U.N. Human Rights Panel Bashes Israel

For many years, the old United Nations Human Rights Commission was a prime example of the degree to which the world body had sunk. The old Human Rights Commission, which a year ago was replaced by a new Human Rights Council, had been criticized for allowing voting membership by such infamous regimes as those in Sudan, Cuba, Libya and Zimbabwe. Not only were these nations led by regimes with some of the worst records of human rights violations, but they used their membership on the Commission to block any meaningful action by the panel to curb those abuses. The old Commission never hesitated, however, to repeatedly and harshly adopt resolutions branding Israel as a major violator of human rights. A New York Times article by Warren Hoge last Sunday reports that the so-called “new and reformed” United Nations Human Rights Council has provoked “dismay” because of its “inaction on Darfur and focus on Israel,” which has angered activists who had insisted that the old commission be replaced.

Former United Nations Secretary General Kofi Annan had commented that the old commission had “cast a shadow on the reputation of the United Nations system as a whole,” and with his backing the United Nations General Assembly, by a vote of 170-4 last year created the new U.N. Human Rights Council. The Times quotes Kenneth Roth, executive director of Human Rights Watch, a non-profit, non-governmental organization that monitors human rights worldwide as saying of the new Council, “so far it’s been enormously disappointing, and the opponents of human rights enforcement are running circles around the proponents.”

Sadly, the new Council is just old wine in a new bottle in terms of its actual effect on real-life human rights crises like the genocide in the Darfur region of Sudan, which has already claimed at least 200,000 lives and as many as 400,000, according to reliable estimates. Hoge points out that member countries from Africa and the Organization of the Islamic Conference, an association of 57 nations supporting Muslim unity, “have dashed those hopes by voting as a bloc to stymie Western efforts to direct serious attention to situations like the killings, rapes and pillage in the Darfur region of Sudan, which the United Nations has declared the world’s worst humanitarian crisis.”

While it horribly and inexcusably neglects to take action to stop the genocide in Sudan, “the council has focused its condemnation almost exclusively on Israel, (having) passed eight resolutions against Israel, and the Islamic group is planning four more for the current session,” according to Hoge, who adds that “the council has cited no other country for human rights violations.” R. Nicholas Burns, the U.S. under secretary of state for political affairs, was quoted as saying the anti-Israel focus of the council was one of the reasons the United States voted against creating the new panel last year, noting “It spent the entire year slamming Israel,” and that it had conducted formal hearings against Israel “but not against Burma and not against Zimbabwe and not against North Korea and not against Iran.” Kofi Annan’s successor as U.N. Secretary General, Ban Ki-moon, told a human rights gathering last year that he was “worried by its disproportionate focus on violations by Israel,” adding that the council “has clearly not justified all the hopes so many of us placed on it.”

The new secretary general’s elegant diplomatic description of his concern does little to offer assurances that matters will improve at the new Human Rights Council any time soon.
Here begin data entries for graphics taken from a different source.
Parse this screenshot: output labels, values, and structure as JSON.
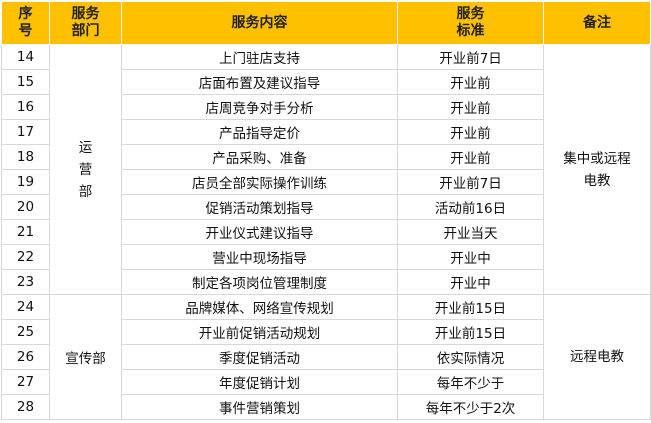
{
  "header": [
    [
      "序",
      "号"
    ],
    [
      "服务",
      "部门"
    ],
    [
      "服务内容"
    ],
    [
      "服务",
      "标准"
    ],
    [
      "备注"
    ]
  ],
  "groups": [
    {
      "department": "运营部",
      "remark": "集中或远程电教",
      "rows": [
        {
          "no": 14,
          "item": "上门驻店支持",
          "standard": "开业前7日"
        },
        {
          "no": 15,
          "item": "店面布置及建议指导",
          "standard": "开业前"
        },
        {
          "no": 16,
          "item": "店周竞争对手分析",
          "standard": "开业前"
        },
        {
          "no": 17,
          "item": "产品指导定价",
          "standard": "开业前"
        },
        {
          "no": 18,
          "item": "产品采购、准备",
          "standard": "开业前"
        },
        {
          "no": 19,
          "item": "店员全部实际操作训练",
          "standard": "开业前7日"
        },
        {
          "no": 20,
          "item": "促销活动策划指导",
          "standard": "活动前16日"
        },
        {
          "no": 21,
          "item": "开业仪式建议指导",
          "standard": "开业当天"
        },
        {
          "no": 22,
          "item": "营业中现场指导",
          "standard": "开业中"
        },
        {
          "no": 23,
          "item": "制定各项岗位管理制度",
          "standard": "开业中"
        }
      ]
    },
    {
      "department": "宣传部",
      "remark": "远程电教",
      "rows": [
        {
          "no": 24,
          "item": "品牌媒体、网络宣传规划",
          "standard": "开业前15日"
        },
        {
          "no": 25,
          "item": "开业前促销活动规划",
          "standard": "开业前15日"
        },
        {
          "no": 26,
          "item": "季度促销活动",
          "standard": "依实际情况"
        },
        {
          "no": 27,
          "item": "年度促销计划",
          "standard": "每年不少于"
        },
        {
          "no": 28,
          "item": "事件营销策划",
          "standard": "每年不少于2次"
        }
      ]
    }
  ]
}
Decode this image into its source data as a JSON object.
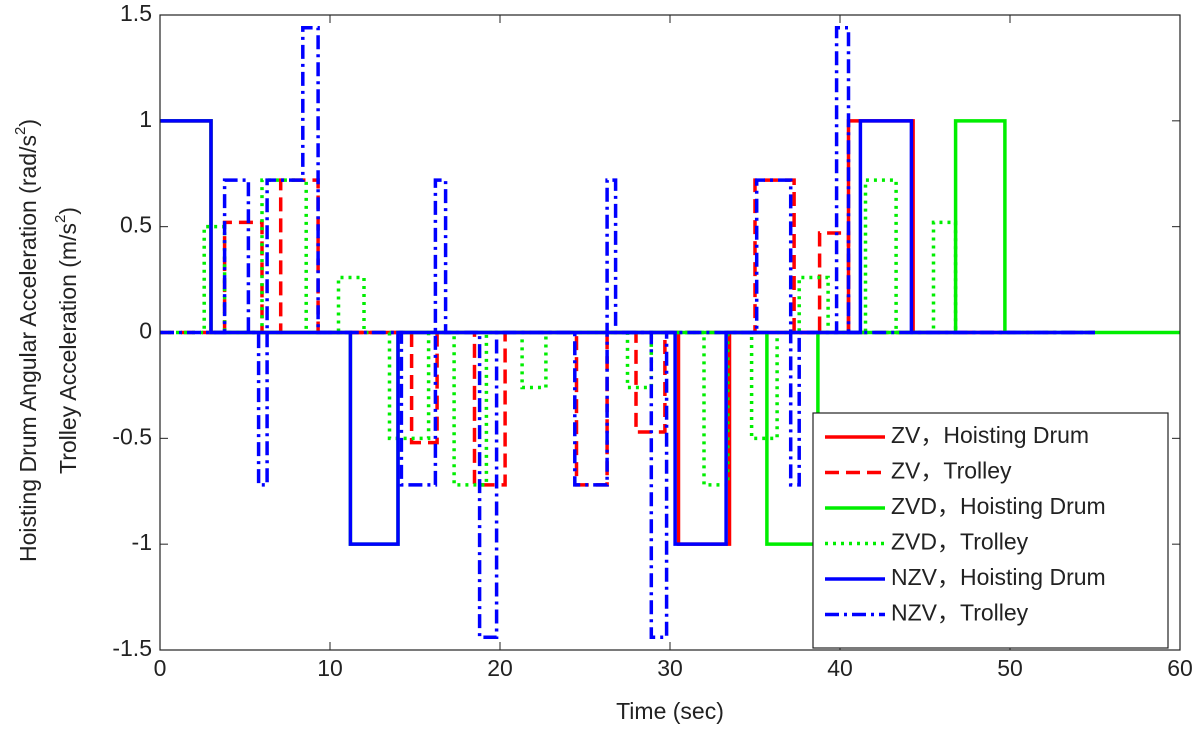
{
  "chart_data": {
    "type": "line",
    "x_label": "Time (sec)",
    "y_label": [
      [
        "Hoisting Drum Angular Acceleration (rad/s",
        "2",
        ")"
      ],
      [
        "Trolley Acceleration (m/s",
        "2",
        ")"
      ]
    ],
    "xlim": [
      0,
      60
    ],
    "xticks": [
      0,
      10,
      20,
      30,
      40,
      50,
      60
    ],
    "ylim": [
      -1.5,
      1.5
    ],
    "yticks": [
      -1.5,
      -1,
      -0.5,
      0,
      0.5,
      1,
      1.5
    ],
    "legend": "lower right",
    "series": [
      {
        "name": "ZV，Hoisting Drum",
        "color": "#ff0000",
        "style": "solid",
        "x": [
          0,
          3,
          3,
          30.5,
          30.5,
          33.5,
          33.5,
          40.5,
          40.5,
          44.3,
          44.3,
          50
        ],
        "values": [
          1,
          1,
          0,
          0,
          -1,
          -1,
          0,
          0,
          1,
          1,
          0,
          0
        ]
      },
      {
        "name": "ZV，Trolley",
        "color": "#ff0000",
        "style": "dashed",
        "x": [
          0,
          3.8,
          3.8,
          6,
          6,
          7.1,
          7.1,
          9.3,
          9.3,
          14.8,
          14.8,
          16.3,
          16.3,
          18.5,
          18.5,
          20.3,
          20.3,
          24.5,
          24.5,
          26.3,
          26.3,
          28,
          28,
          29.7,
          29.7,
          35,
          35,
          37.3,
          37.3,
          38.8,
          38.8,
          40.5,
          40.5,
          55
        ],
        "values": [
          0,
          0,
          0.52,
          0.52,
          0,
          0,
          0.72,
          0.72,
          0,
          0,
          -0.52,
          -0.52,
          0,
          0,
          -0.72,
          -0.72,
          0,
          0,
          -0.72,
          -0.72,
          0,
          0,
          -0.47,
          -0.47,
          0,
          0,
          0.72,
          0.72,
          0,
          0,
          0.47,
          0.47,
          0,
          0
        ]
      },
      {
        "name": "ZVD，Hoisting Drum",
        "color": "#00ee00",
        "style": "solid",
        "x": [
          0,
          3,
          3,
          11.2,
          11.2,
          14,
          14,
          35.7,
          35.7,
          38.7,
          38.7,
          46.8,
          46.8,
          49.7,
          49.7,
          60
        ],
        "values": [
          1,
          1,
          0,
          0,
          -1,
          -1,
          0,
          0,
          -1,
          -1,
          0,
          0,
          1,
          1,
          0,
          0
        ]
      },
      {
        "name": "ZVD，Trolley",
        "color": "#00ee00",
        "style": "dotted",
        "x": [
          0,
          2.6,
          2.6,
          3.8,
          3.8,
          6,
          6,
          8.6,
          8.6,
          10.5,
          10.5,
          12,
          12,
          13.5,
          13.5,
          15.8,
          15.8,
          17.3,
          17.3,
          19.2,
          19.2,
          21.3,
          21.3,
          22.7,
          22.7,
          27.5,
          27.5,
          28.9,
          28.9,
          32,
          32,
          33.4,
          33.4,
          34.8,
          34.8,
          36.3,
          36.3,
          37.6,
          37.6,
          39.3,
          39.3,
          41.5,
          41.5,
          43.3,
          43.3,
          45.5,
          45.5,
          46.8,
          46.8,
          55
        ],
        "values": [
          0,
          0,
          0.5,
          0.5,
          0,
          0,
          0.72,
          0.72,
          0,
          0,
          0.26,
          0.26,
          0,
          0,
          -0.5,
          -0.5,
          0,
          0,
          -0.72,
          -0.72,
          0,
          0,
          -0.26,
          -0.26,
          0,
          0,
          -0.26,
          -0.26,
          0,
          0,
          -0.72,
          -0.72,
          0,
          0,
          -0.5,
          -0.5,
          0,
          0,
          0.26,
          0.26,
          0,
          0,
          0.72,
          0.72,
          0,
          0,
          0.52,
          0.52,
          0,
          0
        ]
      },
      {
        "name": "NZV，Hoisting Drum",
        "color": "#0000ff",
        "style": "solid",
        "x": [
          0,
          3,
          3,
          11.2,
          11.2,
          14,
          14,
          30.3,
          30.3,
          33.3,
          33.3,
          41.2,
          41.2,
          44.2,
          44.2,
          55
        ],
        "values": [
          1,
          1,
          0,
          0,
          -1,
          -1,
          0,
          0,
          -1,
          -1,
          0,
          0,
          1,
          1,
          0,
          0
        ]
      },
      {
        "name": "NZV，Trolley",
        "color": "#0000ff",
        "style": "dashdot",
        "x": [
          0,
          3.8,
          3.8,
          5.2,
          5.2,
          5.8,
          5.8,
          6.3,
          6.3,
          8.4,
          8.4,
          9.3,
          9.3,
          14.2,
          14.2,
          16.2,
          16.2,
          16.8,
          16.8,
          18.8,
          18.8,
          19.8,
          19.8,
          24.4,
          24.4,
          26.3,
          26.3,
          26.8,
          26.8,
          28.9,
          28.9,
          29.8,
          29.8,
          35.1,
          35.1,
          37.1,
          37.1,
          37.6,
          37.6,
          39.8,
          39.8,
          40.5,
          40.5,
          55
        ],
        "values": [
          0,
          0,
          0.72,
          0.72,
          0,
          0,
          -0.72,
          -0.72,
          0.72,
          0.72,
          1.44,
          1.44,
          0,
          0,
          -0.72,
          -0.72,
          0.72,
          0.72,
          0,
          0,
          -1.44,
          -1.44,
          0,
          0,
          -0.72,
          -0.72,
          0.72,
          0.72,
          0,
          0,
          -1.44,
          -1.44,
          0,
          0,
          0.72,
          0.72,
          -0.72,
          -0.72,
          0,
          0,
          1.44,
          1.44,
          0,
          0
        ]
      }
    ]
  }
}
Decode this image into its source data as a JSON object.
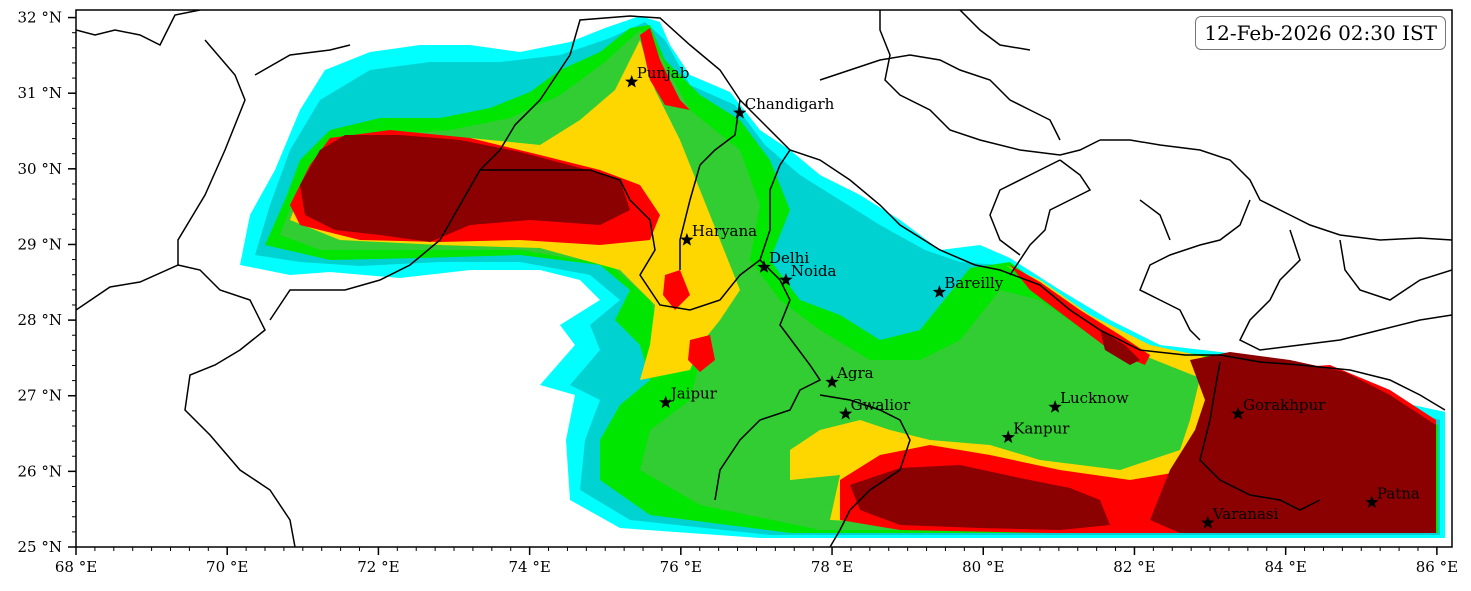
{
  "map": {
    "timestamp": "12-Feb-2026 02:30 IST",
    "lon_range": [
      68,
      86.2
    ],
    "lat_range": [
      25,
      32.1
    ],
    "x_ticks": [
      {
        "value": 68,
        "label": "68 °E"
      },
      {
        "value": 70,
        "label": "70 °E"
      },
      {
        "value": 72,
        "label": "72 °E"
      },
      {
        "value": 74,
        "label": "74 °E"
      },
      {
        "value": 76,
        "label": "76 °E"
      },
      {
        "value": 78,
        "label": "78 °E"
      },
      {
        "value": 80,
        "label": "80 °E"
      },
      {
        "value": 82,
        "label": "82 °E"
      },
      {
        "value": 84,
        "label": "84 °E"
      },
      {
        "value": 86,
        "label": "86 °E"
      }
    ],
    "y_ticks": [
      {
        "value": 32,
        "label": "32 °N"
      },
      {
        "value": 31,
        "label": "31 °N"
      },
      {
        "value": 30,
        "label": "30 °N"
      },
      {
        "value": 29,
        "label": "29 °N"
      },
      {
        "value": 28,
        "label": "28 °N"
      },
      {
        "value": 27,
        "label": "27 °N"
      },
      {
        "value": 26,
        "label": "26 °N"
      },
      {
        "value": 25,
        "label": "25 °N"
      }
    ],
    "cities": [
      {
        "name": "Punjab",
        "lon": 75.35,
        "lat": 31.15
      },
      {
        "name": "Chandigarh",
        "lon": 76.78,
        "lat": 30.74
      },
      {
        "name": "Haryana",
        "lon": 76.08,
        "lat": 29.06
      },
      {
        "name": "Delhi",
        "lon": 77.1,
        "lat": 28.7
      },
      {
        "name": "Noida",
        "lon": 77.39,
        "lat": 28.53
      },
      {
        "name": "Bareilly",
        "lon": 79.42,
        "lat": 28.37
      },
      {
        "name": "Jaipur",
        "lon": 75.8,
        "lat": 26.91
      },
      {
        "name": "Agra",
        "lon": 78.0,
        "lat": 27.18
      },
      {
        "name": "Gwalior",
        "lon": 78.18,
        "lat": 26.76
      },
      {
        "name": "Lucknow",
        "lon": 80.95,
        "lat": 26.85
      },
      {
        "name": "Kanpur",
        "lon": 80.33,
        "lat": 26.45
      },
      {
        "name": "Gorakhpur",
        "lon": 83.37,
        "lat": 26.76
      },
      {
        "name": "Varanasi",
        "lon": 82.97,
        "lat": 25.32
      },
      {
        "name": "Patna",
        "lon": 85.14,
        "lat": 25.59
      }
    ],
    "fill_colors": {
      "level_1": "#00ffff",
      "level_2": "#00d2d2",
      "level_3": "#00e600",
      "level_4": "#32cd32",
      "level_5": "#ffd700",
      "level_6": "#ff0000",
      "level_7": "#8b0000"
    }
  }
}
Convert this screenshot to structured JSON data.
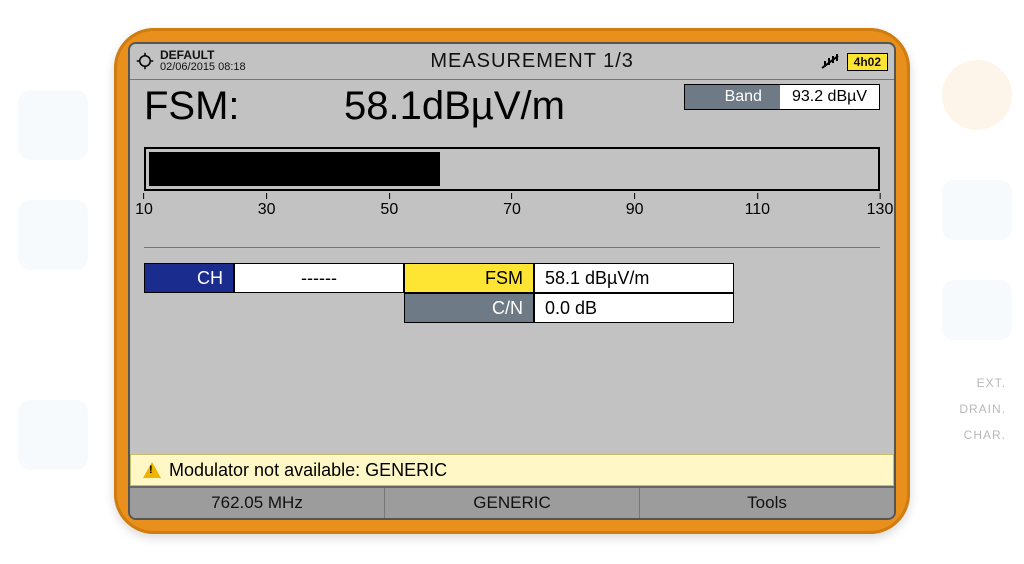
{
  "status": {
    "profile": "DEFAULT",
    "datetime": "02/06/2015 08:18",
    "title": "MEASUREMENT 1/3",
    "battery_text": "4h02",
    "battery_bg": "#ffe533"
  },
  "band": {
    "label": "Band",
    "value": "93.2 dBµV"
  },
  "fsm_main": {
    "label": "FSM:",
    "value": "58.1dBµV/m"
  },
  "meter": {
    "min": 10,
    "max": 130,
    "value": 58.1,
    "ticks": [
      10,
      30,
      50,
      70,
      90,
      110,
      130
    ],
    "fill_color": "#000000",
    "bg_color": "#c2c2c2"
  },
  "readings": {
    "ch_label": "CH",
    "ch_value": "------",
    "fsm_label": "FSM",
    "fsm_value": "58.1 dBµV/m",
    "cn_label": "C/N",
    "cn_value": "0.0 dB",
    "colors": {
      "ch_k_bg": "#1a2d8f",
      "fsm_k_bg": "#ffe533",
      "cn_k_bg": "#6e7a86",
      "val_bg": "#ffffff"
    }
  },
  "warning": {
    "text": "Modulator not available: GENERIC",
    "bg": "#fff8c6"
  },
  "footer": {
    "freq": "762.05 MHz",
    "profile": "GENERIC",
    "tools": "Tools"
  },
  "side_labels": {
    "ext": "EXT.",
    "drain": "DRAIN.",
    "char": "CHAR."
  }
}
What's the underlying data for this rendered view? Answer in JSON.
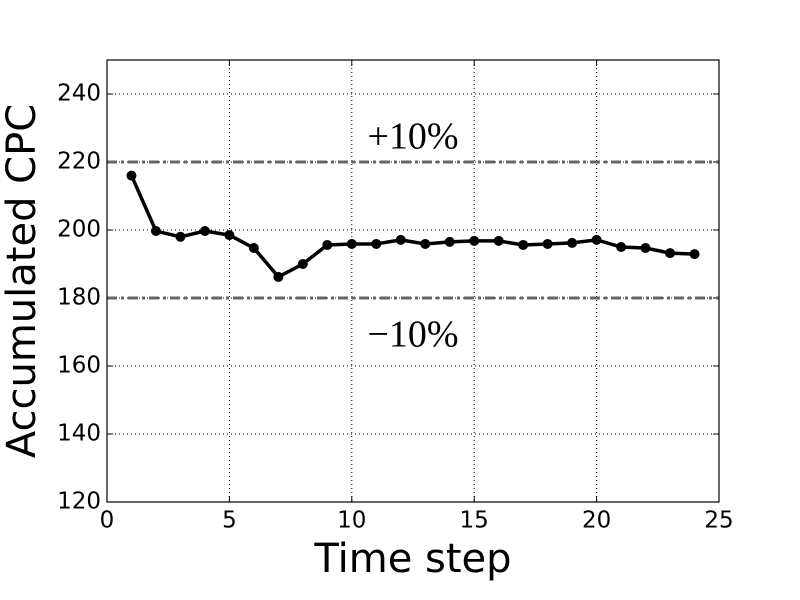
{
  "chart_data": {
    "type": "line",
    "x_label": "Time step",
    "y_label": "Accumulated CPC",
    "x": [
      1,
      2,
      3,
      4,
      5,
      6,
      7,
      8,
      9,
      10,
      11,
      12,
      13,
      14,
      15,
      16,
      17,
      18,
      19,
      20,
      21,
      22,
      23,
      24
    ],
    "series": [
      {
        "color": "#000000",
        "values": [
          216,
          199.7,
          198,
          199.7,
          198.5,
          194.7,
          186.2,
          190,
          195.6,
          195.9,
          195.9,
          197.1,
          195.9,
          196.5,
          196.8,
          196.8,
          195.6,
          195.9,
          196.2,
          197.1,
          195,
          194.7,
          193.2,
          192.9
        ]
      }
    ],
    "reference_lines": [
      {
        "value": 220,
        "label": "+10%",
        "color": "#666666"
      },
      {
        "value": 180,
        "label": "−10%",
        "color": "#666666"
      }
    ],
    "xlim": [
      0,
      25
    ],
    "xticks": [
      0,
      5,
      10,
      15,
      20,
      25
    ],
    "ylim": [
      120,
      250
    ],
    "yticks": [
      120,
      140,
      160,
      180,
      200,
      220,
      240
    ],
    "grid": true
  }
}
Peter G. Splinter, the Amnesty Interational representative in Geneva said that he was “not optimistic” that the Council will take any meaningful action on Sudan’s refusal to allow a U.N. assessment mission into Darfur.

Once again, the United Nations, the world body that was created amid such high hopes on the ashes of World War II and the Holocaust, has failed to meet its obligations under the United Nations Charter and the Genocide Convention. Israel, the only democracy in the Middle East, is again being singled out repeatedly for alleged human rights violations in a country in which Arabs and Jews, Christians and Muslims have full human and religious rights, while the genocide in Darfur goes unpunished. The Organization of the Islamic Conference has sabotaged the work of the new Human Rights Council and doomed it thus far to the same record of dismal failure as the old Human Rights Commission it was supposed to replace.